Skelton, of the University of Pretoria’s (UP’s) Faculty of Law, has argued many landmark children’s rights cases in the Constitutional Court.

She is a highly rated researcher and a member of the Academy of Science of South Africa. She also holds the Unesco Chair in Education Law in Africa, and was a recipient of UP’s 2018 Exceptional Achievers Award, the International Juvenile Justice Observancy’s Juvenile Justice Without Borders International Award – which recognises 20 years of work on juvenile justice – and an Honorary World’s Children’s Prize, which was presented in 2012 by Queen Silvia of Sweden.

She recently chaired a three-week session in Geneva, Switzerland, before travelling to New York for a meeting with all the chairs of the UN Treaty Bodies (committees of experts that monitor the implementation of core international human rights treaties).

Skelton said the opportunity to lead the top global body on children’s rights was exciting, even though it came with a weighty responsibility.

“Working at an international level is an amazing opportunity because it provides a global bird’s-eye view on issues that we are concerned about.

“We are currently reviewing France, Jordan, São Tomé and Príncipe, Finland, Turkey and the UK.

“It is an incredible range of unique countries at different stages of implementing the Convention on the Rights of the Child.
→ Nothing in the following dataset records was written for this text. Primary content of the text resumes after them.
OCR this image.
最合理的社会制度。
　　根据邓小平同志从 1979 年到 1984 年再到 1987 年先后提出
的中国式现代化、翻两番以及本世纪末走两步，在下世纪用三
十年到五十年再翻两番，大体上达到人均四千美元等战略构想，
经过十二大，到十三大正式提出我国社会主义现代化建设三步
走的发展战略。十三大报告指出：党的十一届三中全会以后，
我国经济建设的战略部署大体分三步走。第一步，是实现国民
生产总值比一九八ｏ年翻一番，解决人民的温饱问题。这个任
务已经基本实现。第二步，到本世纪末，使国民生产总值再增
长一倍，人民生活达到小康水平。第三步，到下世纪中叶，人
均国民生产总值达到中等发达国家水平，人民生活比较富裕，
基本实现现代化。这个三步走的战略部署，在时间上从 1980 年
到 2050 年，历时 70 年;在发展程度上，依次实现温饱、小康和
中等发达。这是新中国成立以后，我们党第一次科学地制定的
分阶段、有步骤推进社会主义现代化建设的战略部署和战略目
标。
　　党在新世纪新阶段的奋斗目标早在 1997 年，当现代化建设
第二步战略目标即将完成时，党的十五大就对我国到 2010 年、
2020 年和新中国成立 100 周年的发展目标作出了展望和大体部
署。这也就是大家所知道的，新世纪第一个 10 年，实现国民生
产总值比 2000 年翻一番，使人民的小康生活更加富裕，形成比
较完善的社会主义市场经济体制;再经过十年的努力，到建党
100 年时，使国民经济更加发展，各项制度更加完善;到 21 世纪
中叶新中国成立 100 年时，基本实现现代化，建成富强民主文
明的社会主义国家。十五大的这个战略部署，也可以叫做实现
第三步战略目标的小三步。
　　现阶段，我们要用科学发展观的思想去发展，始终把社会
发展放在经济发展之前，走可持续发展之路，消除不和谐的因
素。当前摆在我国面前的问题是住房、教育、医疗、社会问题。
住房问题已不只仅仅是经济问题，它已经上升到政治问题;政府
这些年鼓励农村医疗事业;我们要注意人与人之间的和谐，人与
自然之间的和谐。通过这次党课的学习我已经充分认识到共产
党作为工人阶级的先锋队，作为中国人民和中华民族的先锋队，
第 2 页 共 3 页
It is a privilege to examine all of these states from the angle of a UN Treaty Body.

On the other hand, by its nature, a bird’s-eye view means that one is far away from the subjects of our attention, and in the case of the Committee on the Rights of the Child, I’m speaking of children themselves,” she added.

“I found that when I worked at national level, I was also using international law, still striving to ensure that South Africa’s laws, policy and practices were in line with the Convention on the Rights of the Child. I felt closer to the children I was trying to assist, and I could see tangible improvements.”